There are good reasons why there are NO large scale evacuation plans for any metropolitan are in this country. You simply CANNOT plan that sort of thing. Really, Really bright people have tried, and they keep realizing it DOES NOT WORK.

Reality is NOT ameniable to our desires /just/ because we wish it. Maybe someday we’ll be able to predict this stuff 2-3 weeks out with reasonable accuracy, and get people out of the way in time. Now we cannot, so we have to clean up afterwards.

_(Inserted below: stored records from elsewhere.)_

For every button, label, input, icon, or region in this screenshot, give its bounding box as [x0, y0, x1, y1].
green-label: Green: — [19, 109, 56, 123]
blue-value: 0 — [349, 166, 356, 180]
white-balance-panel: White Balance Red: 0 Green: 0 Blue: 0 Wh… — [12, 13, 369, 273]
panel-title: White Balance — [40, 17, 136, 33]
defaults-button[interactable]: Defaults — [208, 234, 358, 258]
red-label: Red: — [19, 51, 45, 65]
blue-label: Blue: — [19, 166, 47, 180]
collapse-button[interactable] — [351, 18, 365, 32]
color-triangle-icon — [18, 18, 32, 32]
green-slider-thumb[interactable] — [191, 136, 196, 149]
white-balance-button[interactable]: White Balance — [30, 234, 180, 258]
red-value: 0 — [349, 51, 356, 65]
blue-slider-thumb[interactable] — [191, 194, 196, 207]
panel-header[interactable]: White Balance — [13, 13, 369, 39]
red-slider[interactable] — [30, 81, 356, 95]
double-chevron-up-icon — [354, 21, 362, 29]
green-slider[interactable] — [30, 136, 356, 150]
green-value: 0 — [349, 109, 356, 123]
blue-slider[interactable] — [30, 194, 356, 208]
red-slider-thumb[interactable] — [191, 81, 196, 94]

The government is moving just as fast (or faster) on this disaster as they have in all the others, it’s just that now information flows even faster, and we’re all–left, center and right–hurting for these people.

(Asside: why did people stay in the path of a Cat 4/5 hurricane? Because the leftist school system, coupled with the Christian foot stomping over science has left people without a basic understanding of weather, physics and math? Well, partly. Because there is still a perception of Meterologists being completely WRONG? Well, partly. Because of 2 decades of media/newspapers predicting TEOTWAWKI and it turns out to be not that big a deal? Partly. Because many were too poor to leave? Sure. Teach people math and physics and they’ll move when they realize how much energy is coming straight at them).

But you’re not interested in that, because that makes Bush (in this case) just someone reacting to events outside ANYONEs control, and that means you can’t whine more about him.

And quite frankly that petty, lame, and rather small.